La data del 3 dicembre 1943 segnò l'avvio di uno dei momenti più drammatici della storia recente della città: il prelevamento degli ebrei padovani, in esecuzione dell'ordinanza numero 5 della Repubblica Sociale Italiana, e l'apertura del campo di concentramento di Vo' Vecchio, nella seicentesca
Villa Contarini-Venier.
«Questa manifestazione che si svolge a Padova dal 2012 è un monito ostinato, figlio della convinzione che nel nostro tempo veloce e superficiale c'è bisogno di fermarsi, conoscere e ricordare - ha spiegato la responsabile di Sant'Egidio Alessandra Coin - Sentiamo la necessità di conservare e diffondere questa memoria per contrastare il contagio dell'odio, dell'antisemitismo e del razzismo, con un contagio uguale e contrario: quello della solidarietà, dell'impegno per la costruzione di un mondo più umano».
«Sono tempi difficili e siamo preoccupati - ha osservato il presidente della Comunità ebraica Gianni Parenzo - Ottant'anni dopo i terribili eventi che oggi ricordiamo, le nostre sedi comunitarie e i nostri luoghi di preghiera sono presidiati dalle forze di polizia». È stata netta la condanna del pogrom del 7 ottobre da parte di Hamas: «È stato vissuto da tutti gli ebrei come uno dei momenti più tragici per l'odio e l'efferatezza degli atti compiuti». «Il fanatismo, che è stato uno degli elementi determinanti della Shoah, oggi riemerge con preoccupante vigore - ha sostenuto Parenzo - Testimoniare e tramandare la memoria vuol dire contribuire a creare una cultura della pace».
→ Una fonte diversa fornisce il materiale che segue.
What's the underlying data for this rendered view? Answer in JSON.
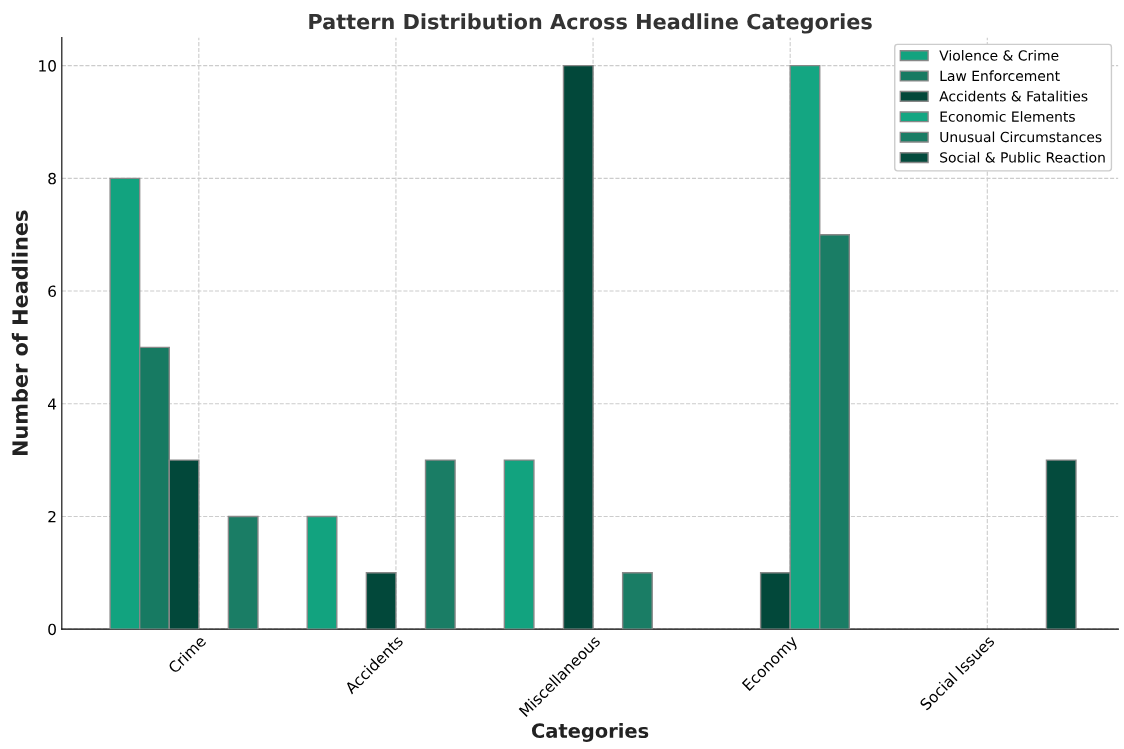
{
  "chart_data": {
    "type": "bar",
    "title": "Pattern Distribution Across Headline Categories",
    "xlabel": "Categories",
    "ylabel": "Number of Headlines",
    "categories": [
      "Crime",
      "Accidents",
      "Miscellaneous",
      "Economy",
      "Social Issues"
    ],
    "series": [
      {
        "name": "Violence & Crime",
        "color": "#12a37f",
        "values": [
          8,
          2,
          3,
          null,
          null
        ]
      },
      {
        "name": "Law Enforcement",
        "color": "#177a62",
        "values": [
          5,
          null,
          null,
          null,
          null
        ]
      },
      {
        "name": "Accidents & Fatalities",
        "color": "#02483a",
        "values": [
          3,
          1,
          10,
          1,
          null
        ]
      },
      {
        "name": "Economic Elements",
        "color": "#14a682",
        "values": [
          null,
          null,
          null,
          10,
          null
        ]
      },
      {
        "name": "Unusual Circumstances",
        "color": "#1a7d65",
        "values": [
          2,
          3,
          1,
          7,
          null
        ]
      },
      {
        "name": "Social & Public Reaction",
        "color": "#044b3d",
        "values": [
          null,
          null,
          null,
          null,
          3
        ]
      }
    ],
    "ylim": [
      0,
      10.5
    ],
    "yticks": [
      0,
      2,
      4,
      6,
      8,
      10
    ],
    "grid": true,
    "legend": "top right"
  }
}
Presente all'evento la consigliera comunale Etta Andreella, che ha proposto: «Facciamoci memoria vivente, solo così possiamo dire di aver fatto il nostro dovere di cittadine e cittadini». È inoltre intervenuto don Enrico Piccolo, a testimoniare l'amicizia tra la comunità ebraica e la Chiesa di Padova, e sono pervenuti anche i saluti - affidati a una lettera - del presidente della Regione Luca Zaia.